O horror no consultório: médico é preso com câmera escondida em óculos durante exame ginecológico; veja vídeo

Brasil – Aquele que deveria ser o ambiente mais seguro, íntimo e protegido para uma mulher se transformou em um cenário de pesadelo e profunda violação. Em Salvador, uma paciente viveu momentos de puro terror psicológico ao descobrir, no meio de um exame ginecológico, que estava sendo filmada pelo próprio médico.
O caso choca pela audácia e pela perversidade: a mulher, com um misto de coragem e perspicácia, percebeu algo estranho na armação dos óculos que o ginecologista usava enquanto a examinava, notando que uma microcâmera estava estrategicamente escondida no acessório, apontada diretamente para o seu corpo. Sem hesitar, mesmo diante do choque de se ver violada daquela forma, ela conseguiu acionar a Polícia Militar ainda dentro do consultório.
Quando os agentes chegaram, os óculos espiões e o celular do médico foram apreendidos, e o que estava no aparelho transformou a suspeita em horror real, pois vídeos das partes íntimas da paciente já estavam armazenados.
Ao receber voz de prisão em flagrante, o ginecologista tentou emplacar uma justificativa inacreditável que beira o deboche, alegando que as imagens secretas faziam parte de uma “pesquisa”, uma desculpa que obviamente não colou.
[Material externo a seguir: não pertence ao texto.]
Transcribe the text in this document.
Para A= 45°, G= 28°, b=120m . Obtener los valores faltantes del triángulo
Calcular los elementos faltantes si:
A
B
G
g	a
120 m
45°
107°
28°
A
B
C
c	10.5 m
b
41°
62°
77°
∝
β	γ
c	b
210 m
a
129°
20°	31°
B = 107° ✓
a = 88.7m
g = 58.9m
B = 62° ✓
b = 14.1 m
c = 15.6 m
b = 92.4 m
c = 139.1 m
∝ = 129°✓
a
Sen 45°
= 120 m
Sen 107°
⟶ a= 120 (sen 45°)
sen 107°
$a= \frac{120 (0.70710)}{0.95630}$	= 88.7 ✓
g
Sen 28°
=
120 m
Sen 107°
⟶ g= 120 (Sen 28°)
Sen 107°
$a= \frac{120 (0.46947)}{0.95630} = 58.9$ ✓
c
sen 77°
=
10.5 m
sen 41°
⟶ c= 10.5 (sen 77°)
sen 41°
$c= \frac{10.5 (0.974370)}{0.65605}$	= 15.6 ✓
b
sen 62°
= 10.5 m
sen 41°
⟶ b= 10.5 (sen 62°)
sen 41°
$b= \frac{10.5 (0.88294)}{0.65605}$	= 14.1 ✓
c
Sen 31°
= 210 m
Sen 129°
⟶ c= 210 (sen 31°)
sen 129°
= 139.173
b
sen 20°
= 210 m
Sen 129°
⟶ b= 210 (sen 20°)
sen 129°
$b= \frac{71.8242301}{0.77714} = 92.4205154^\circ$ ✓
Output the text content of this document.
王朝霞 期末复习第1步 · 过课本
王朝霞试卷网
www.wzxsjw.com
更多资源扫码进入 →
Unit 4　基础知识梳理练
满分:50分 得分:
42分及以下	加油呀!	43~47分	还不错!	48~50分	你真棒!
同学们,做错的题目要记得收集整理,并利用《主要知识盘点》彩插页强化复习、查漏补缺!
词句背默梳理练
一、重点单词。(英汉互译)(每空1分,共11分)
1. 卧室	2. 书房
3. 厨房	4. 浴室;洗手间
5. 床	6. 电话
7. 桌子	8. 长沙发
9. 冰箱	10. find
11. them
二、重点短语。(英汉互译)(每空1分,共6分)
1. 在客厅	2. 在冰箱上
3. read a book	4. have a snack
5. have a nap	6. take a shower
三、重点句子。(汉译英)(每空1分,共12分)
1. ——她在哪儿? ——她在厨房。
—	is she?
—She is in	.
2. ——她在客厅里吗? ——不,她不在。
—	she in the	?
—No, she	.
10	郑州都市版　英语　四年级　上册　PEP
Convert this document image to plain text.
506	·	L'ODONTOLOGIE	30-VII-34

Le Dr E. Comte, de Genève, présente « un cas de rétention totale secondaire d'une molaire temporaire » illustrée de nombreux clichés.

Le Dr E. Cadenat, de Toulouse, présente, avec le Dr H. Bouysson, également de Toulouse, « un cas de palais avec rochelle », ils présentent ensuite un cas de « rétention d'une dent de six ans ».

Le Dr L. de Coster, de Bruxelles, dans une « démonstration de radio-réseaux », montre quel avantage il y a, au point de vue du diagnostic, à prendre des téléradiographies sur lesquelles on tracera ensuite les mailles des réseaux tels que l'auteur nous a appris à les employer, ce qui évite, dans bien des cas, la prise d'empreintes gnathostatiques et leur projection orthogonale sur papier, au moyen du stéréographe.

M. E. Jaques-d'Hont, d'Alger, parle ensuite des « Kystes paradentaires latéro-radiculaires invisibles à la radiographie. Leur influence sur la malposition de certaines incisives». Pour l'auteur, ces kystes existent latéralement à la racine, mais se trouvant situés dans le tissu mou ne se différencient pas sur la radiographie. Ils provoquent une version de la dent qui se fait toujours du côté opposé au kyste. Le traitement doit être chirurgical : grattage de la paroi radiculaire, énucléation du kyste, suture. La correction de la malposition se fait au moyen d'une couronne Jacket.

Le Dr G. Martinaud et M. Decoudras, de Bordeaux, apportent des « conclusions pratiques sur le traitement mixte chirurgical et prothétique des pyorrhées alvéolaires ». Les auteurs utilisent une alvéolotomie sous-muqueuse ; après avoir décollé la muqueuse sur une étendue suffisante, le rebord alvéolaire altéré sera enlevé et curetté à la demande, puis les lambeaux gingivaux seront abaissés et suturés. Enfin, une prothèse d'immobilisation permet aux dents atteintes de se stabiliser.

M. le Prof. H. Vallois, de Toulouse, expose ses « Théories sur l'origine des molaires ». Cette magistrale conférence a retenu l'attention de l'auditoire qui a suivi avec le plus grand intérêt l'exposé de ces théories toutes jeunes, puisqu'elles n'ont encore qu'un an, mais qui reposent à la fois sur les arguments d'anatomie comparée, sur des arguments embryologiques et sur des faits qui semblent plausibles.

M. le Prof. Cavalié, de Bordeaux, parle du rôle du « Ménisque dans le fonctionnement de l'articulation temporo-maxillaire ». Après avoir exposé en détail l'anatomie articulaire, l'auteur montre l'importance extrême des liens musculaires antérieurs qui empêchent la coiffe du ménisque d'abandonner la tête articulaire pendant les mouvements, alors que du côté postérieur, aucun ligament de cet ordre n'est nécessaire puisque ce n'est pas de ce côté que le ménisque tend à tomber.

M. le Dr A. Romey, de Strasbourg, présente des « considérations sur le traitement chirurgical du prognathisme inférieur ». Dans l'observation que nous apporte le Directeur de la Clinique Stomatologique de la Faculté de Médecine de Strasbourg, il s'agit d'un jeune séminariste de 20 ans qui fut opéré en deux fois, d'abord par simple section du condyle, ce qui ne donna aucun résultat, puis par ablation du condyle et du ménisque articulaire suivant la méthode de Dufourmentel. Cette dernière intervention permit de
Agora, a Polícia Civil investiga o caso como um gravíssimo crime contra a dignidade sexual, e a pergunta que ecoa na mente dos investigadores e causa calafrios em dezenas de outras mulheres é se ela foi a primeira vítima.
A principal linha de apuração é descobrir há quanto tempo o médico usava esse método e quantas outras pacientes tiveram sua intimidade roubada e arquivada sem saber, motivo pelo qual os equipamentos passarão por uma varredura pericial minuciosa para rastrear a extensão desse rastro de abuso.
Ir ao ginecologista exige das mulheres uma entrega de confiança absoluta, e romper essa barreira usando a medicina como disfarce para o crime não é apenas uma infração da lei, mas um trauma profundo que provoca absoluta revolta e nos lembra da nossa vulnerabilidade nos locais onde deveríamos estar mais seguras.